Hopefully your problem can be found and fixed (by reseating, cleaning, or replacing a DIMM after ).  These intermittent memory problems can be very very annoying, and if they are rare enough, virtually impossible to fix.  In my previous job we had a high-end server (two-socket, dozens of cores, 256GB memory, half dozen high-end PCIe IO cards) installed at a customer site, and every few days it would go down with a hardware fault.  After months of local service technicians fiddling with it (and replacing all DIMMs in the process), it was decided to take the whole server (including DIMMs and PCIe cards), throw it in the trash, and install a brand-new one.  The original problem was never found.  After a while, throwing a new $30K server at the problem is cheaper than dozens of customer visits by field service.


----------



## leebrown66 (Aug 19, 2017)

I've found *memtest* to be less than reliable in recent years.  I had a bad RAM module which memtest running for 3 days didn't detect, but a kernel compile would fail in different places every time.

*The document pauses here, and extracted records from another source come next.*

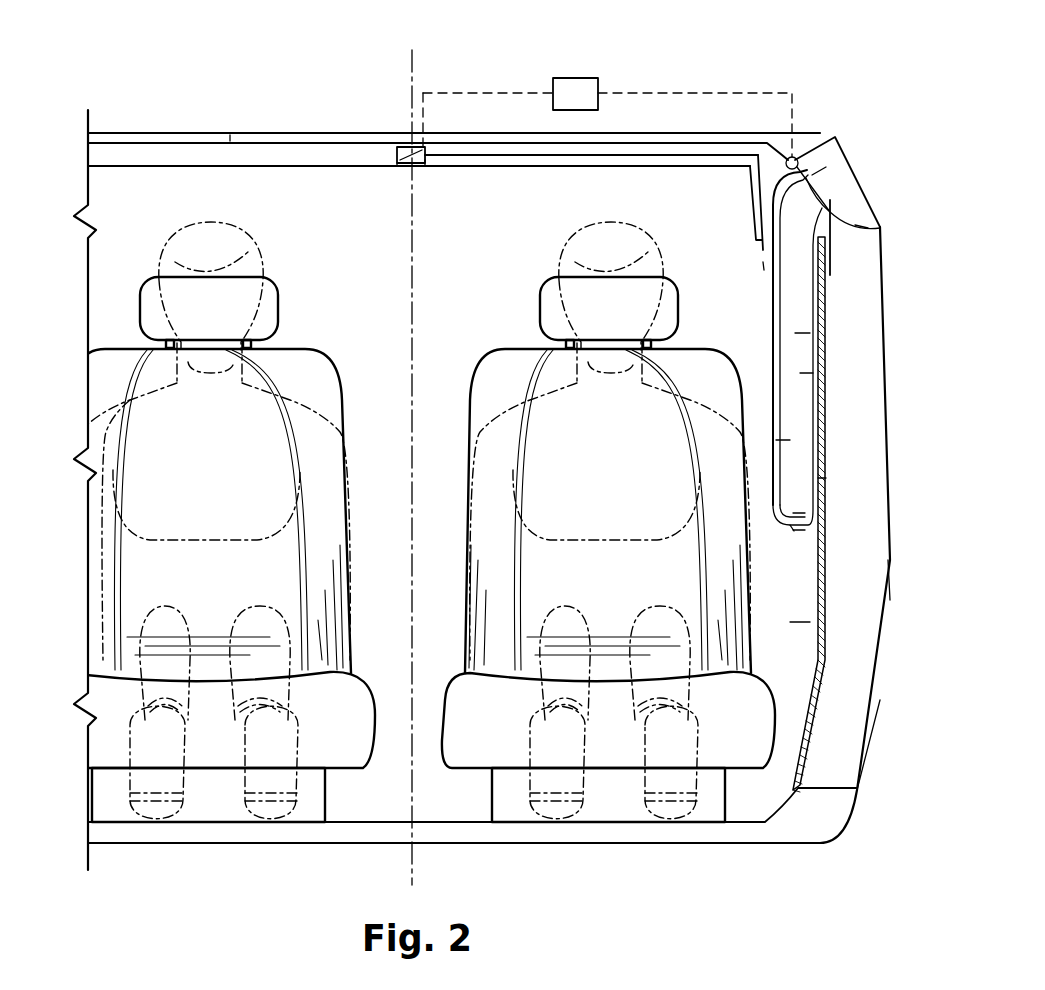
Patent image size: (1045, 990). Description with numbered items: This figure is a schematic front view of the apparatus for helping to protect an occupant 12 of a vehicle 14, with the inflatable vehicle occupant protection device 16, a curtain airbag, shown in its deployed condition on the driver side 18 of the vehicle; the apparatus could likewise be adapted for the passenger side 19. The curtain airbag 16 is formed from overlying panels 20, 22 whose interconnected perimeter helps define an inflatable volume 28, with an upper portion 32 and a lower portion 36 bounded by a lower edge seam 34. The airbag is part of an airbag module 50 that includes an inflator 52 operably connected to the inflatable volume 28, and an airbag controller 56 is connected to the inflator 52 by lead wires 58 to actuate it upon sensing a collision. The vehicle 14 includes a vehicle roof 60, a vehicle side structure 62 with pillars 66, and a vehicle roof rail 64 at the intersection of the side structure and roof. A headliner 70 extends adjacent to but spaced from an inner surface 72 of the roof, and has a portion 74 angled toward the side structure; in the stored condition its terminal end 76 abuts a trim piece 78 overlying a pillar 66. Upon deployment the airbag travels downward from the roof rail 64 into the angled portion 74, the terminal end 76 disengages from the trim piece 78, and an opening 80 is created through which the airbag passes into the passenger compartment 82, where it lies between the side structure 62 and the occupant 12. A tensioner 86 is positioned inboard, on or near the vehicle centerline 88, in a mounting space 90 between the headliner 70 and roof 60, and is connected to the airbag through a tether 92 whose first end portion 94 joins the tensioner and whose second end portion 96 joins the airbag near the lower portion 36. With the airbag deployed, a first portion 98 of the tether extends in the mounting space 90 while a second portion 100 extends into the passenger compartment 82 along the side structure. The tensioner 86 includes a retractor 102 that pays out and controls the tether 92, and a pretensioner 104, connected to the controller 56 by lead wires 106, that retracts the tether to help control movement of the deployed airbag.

The occupant 12 is at (564, 234).
The vehicle 14 is at (110, 133).
The inflatable vehicle occupant protection device 16 is at (800, 373).
The driver side 18 is at (795, 655).
The passenger side 19 is at (130, 295).
The panel 20 is at (780, 440).
The panel 22 is at (815, 410).
The inflatable volume 28 is at (792, 333).
The upper portion 32 is at (860, 225).
The lower edge seam 34 is at (795, 530).
The lower portion 36 is at (795, 513).
The airbag module 50 is at (826, 178).
The inflator 52 is at (815, 134).
The airbag controller 56 is at (578, 78).
The lead wires 58 is at (497, 93).
The vehicle roof 60 is at (230, 136).
The vehicle side structure 62 is at (865, 592).
The vehicle roof rail 64 is at (840, 200).
The pillar 66 is at (825, 262).
The headliner 70 is at (200, 167).
The inner surface 72 is at (200, 146).
The portion 74 is at (755, 195).
The terminal end 76 is at (755, 232).
The trim piece 78 is at (820, 478).
The opening 80 is at (764, 244).
The passenger compartment 82 is at (788, 622).
The tensioner 86 is at (400, 164).
The vehicle centerline 88 is at (413, 865).
The mounting space 90 is at (270, 167).
The tether 92 is at (658, 157).
The first end portion 94 is at (430, 160).
The second end portion 96 is at (793, 532).
The first portion 98 is at (592, 157).
The second portion 100 is at (772, 332).
The retractor 102 is at (400, 147).
The pretensioner 104 is at (430, 155).
The lead wires 106 is at (695, 93).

lol, didn't have 768GB of RAM though, I don't know if even a kernel compile would use all that memory


----------



## stratacast1 (Aug 20, 2017)

Hahaha woooowww..welp I did some investigation and I'm wondering if 1 of my RAM slots is corroded. All my RAM tested reliable (including the new one) on known-working slots. However, the moment I put sticks in the other 2 memory slots errors fly wild. There was some dust in one slot but I cleaned it out and it's still throwing errors. So my guess is to figure out how to clean the slot (contemplating the eraser method or isopropyl alcohol method) and see if that works. Otherwise, my mobo is apparently only $60-$80 on ebay


----------